How has a key role to play. One might think that increased receipts could come from an increase in the levy, but this would generate a decline in demand in the short term. A reduction in the tax facilitates access to services and thus broadens demand and generates consistent growth that leads to more tax revenue. In other words, reducing barriers to air transport prices generates a greater flow of travelers who, by spending more in the country, generate greater direct, indirect and induced revenues.

Taxes and unrelated costs should not further increase and reduce people’s chances of using the safest and most efficient means of transport. VAT is not the only tax that impacts the sector in Colombia. There are taxes with specific purposes related to the service, others that are partially dedicated to the service and others that go directly to the general coffers of the nation. Some of the taxes, fees and contributions are: Airport tax, VAT, Stamp tax or tax on departure abroad, Parafiscal to tourism. Some other taxes, fees and contributions paid by the airlines are the Special Contribution for the surveillance of the SuperTransport and Taxes on fuel. Taxation is undoubtedly an area of opportunity to improve the country’s competitiveness.

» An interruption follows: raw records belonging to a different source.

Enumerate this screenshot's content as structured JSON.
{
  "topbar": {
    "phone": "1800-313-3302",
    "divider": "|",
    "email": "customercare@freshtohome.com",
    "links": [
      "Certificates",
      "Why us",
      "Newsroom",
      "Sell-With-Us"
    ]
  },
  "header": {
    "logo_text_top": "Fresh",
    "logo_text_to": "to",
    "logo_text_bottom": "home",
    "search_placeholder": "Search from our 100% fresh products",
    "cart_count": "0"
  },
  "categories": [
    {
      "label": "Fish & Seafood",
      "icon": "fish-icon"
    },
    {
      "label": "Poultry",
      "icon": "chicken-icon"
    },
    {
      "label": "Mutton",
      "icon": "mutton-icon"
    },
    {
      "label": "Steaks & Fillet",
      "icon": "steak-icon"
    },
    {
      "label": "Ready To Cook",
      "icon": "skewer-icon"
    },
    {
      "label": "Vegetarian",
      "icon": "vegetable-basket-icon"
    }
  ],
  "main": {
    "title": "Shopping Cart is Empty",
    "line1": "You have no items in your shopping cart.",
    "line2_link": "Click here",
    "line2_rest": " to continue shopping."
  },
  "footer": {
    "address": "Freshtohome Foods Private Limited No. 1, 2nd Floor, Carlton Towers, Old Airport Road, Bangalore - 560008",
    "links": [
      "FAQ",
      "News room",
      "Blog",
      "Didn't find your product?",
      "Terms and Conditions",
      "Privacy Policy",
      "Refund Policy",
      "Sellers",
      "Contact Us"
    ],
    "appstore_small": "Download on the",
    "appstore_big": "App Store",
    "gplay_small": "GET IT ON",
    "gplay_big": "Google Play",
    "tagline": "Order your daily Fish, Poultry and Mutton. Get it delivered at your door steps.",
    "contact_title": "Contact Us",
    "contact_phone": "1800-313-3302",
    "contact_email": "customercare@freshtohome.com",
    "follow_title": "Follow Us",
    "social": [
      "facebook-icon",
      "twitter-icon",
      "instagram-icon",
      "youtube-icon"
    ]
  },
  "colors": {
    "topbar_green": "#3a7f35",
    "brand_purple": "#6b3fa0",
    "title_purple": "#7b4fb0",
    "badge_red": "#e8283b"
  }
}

The travel and tourism sector is an important source of socioeconomic wellbeing for the country beyond oil. It is a sector that has been presenting a growing demand and, thus, a growing need for investment in personnel, education, infrastructure, technology, related services and more that will generate development for all sectors of the population.

At this stage of the construction of the National Development Plan for Colombia, we are once again at the disposal of the authorities to contribute with statistics, technical studies and constructive and proactive ideas that seek consensus and address the needs of the country in an efficient manner without imposing more barriers for the sector that generates more and more jobs and socioeconomic wellbeing for the entire population.